403 error, no code change

Hi, can you explain why I would get this error (urllib.error.HTTPError: HTTP Error 403: Forbidden) on a code that has been working for 2 to 3 months everyday?

I am a paying customer and I have been running this code everyday without a problem for 3 months. But now I get this error. What's the issue here?

The code is very simple, just the below 2 lines:

import pandas as pd apple_stock = pd.read_html('http://www.nasdaq.com/symbol/aapl/historical')

And below is the error message:

import pandas as pd

apple_stock = pd.read_html('http://www.nasdaq.com/symbol/aapl/historical') Traceback (most recent call last): File "<stdin>", line 1, in <module> File "/usr/local/lib/python3.5/dist-packages/pandas/io/html.py", line 874, in read_html parse_dates, tupleize_cols, thousands, attrs, encoding) File "/usr/local/lib/python3.5/dist-packages/pandas/io/html.py", line 736, in _parse raise_with_traceback(retained) File "/usr/local/lib/python3.5/dist-packages/pandas/compat/init.py", line 333, in raise_with_traceback raise exc.with_traceback(traceback) urllib.error.HTTPError: HTTP Error 403: Forbidden

Now, all the sudden the code is working. I have not made any changes. Any explanation for this?

hmm- next time that happens, perhaps print the body of the response?

If you do that, you will see if it is a PythonAnywhere 403 page, or a 403 returned by nasdaq.com.

That should give more clarity to trouble shoot the problem.

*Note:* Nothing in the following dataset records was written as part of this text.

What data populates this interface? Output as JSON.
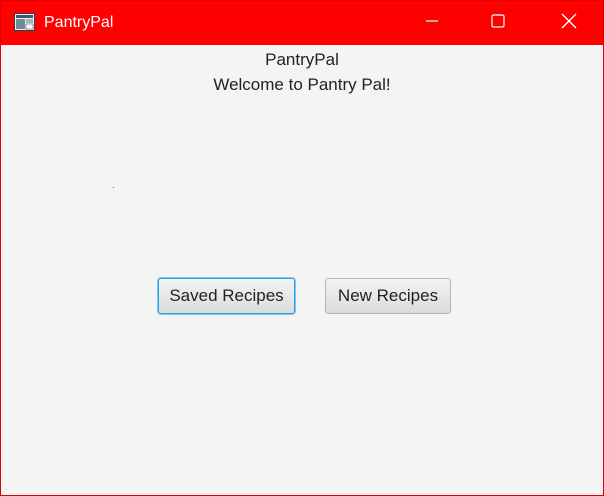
{
  "window": {
    "title": "PantryPal",
    "controls": {
      "minimize": "minimize-icon",
      "maximize": "maximize-icon",
      "close": "close-icon"
    },
    "titlebar_color": "#ff0000"
  },
  "main": {
    "app_name": "PantryPal",
    "welcome_text": "Welcome to Pantry Pal!",
    "buttons": {
      "saved_recipes": "Saved Recipes",
      "new_recipes": "New Recipes"
    },
    "focused_button": "saved_recipes",
    "focus_color": "#2aa3e0"
  }
}
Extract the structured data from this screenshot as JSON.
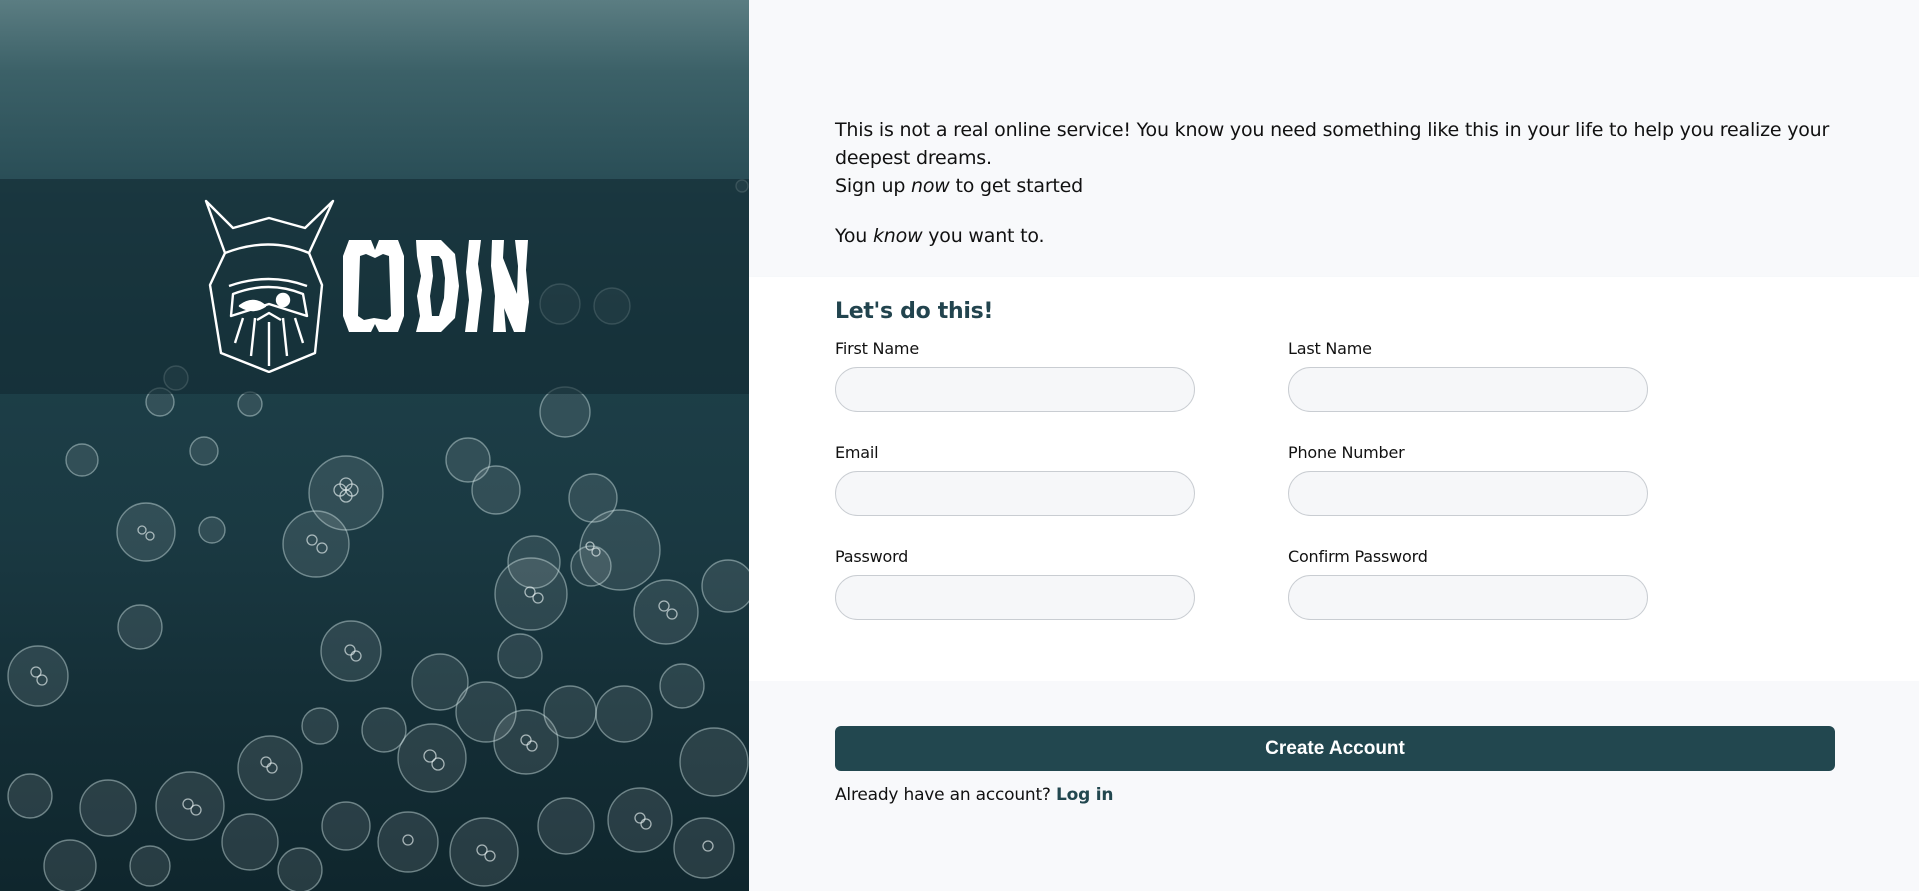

I think NASDAQ has blocked PythonAnywhere IPs

Looking at the response from a requests.get('http://www.nasdaq.com/symbol/aapl/historical').content, I see that Nasdaq returns a page:

Access Denied You don't have permission to access "http://failoverwaf-www.nasdaq.com/failover/outage-notification-2.html?" on this server. Reference #18.26dc6068.1535024590.92ad602

Going to the un-mangled url gives a Nasdaq site down maintenance page.

However, I can also confirm that running the same request from a local machine gives a different result.

Given that this is a html page instead of an API, it does seem likely Nasdaq has blocked our IPs / is discouraging people from algorithmic-ly accessing a page that they intend to be used only for humans.

If you are interested in obtaining approval from Nasdaq to allow you to scrape their site, feel free to try to quote the above reference number etc.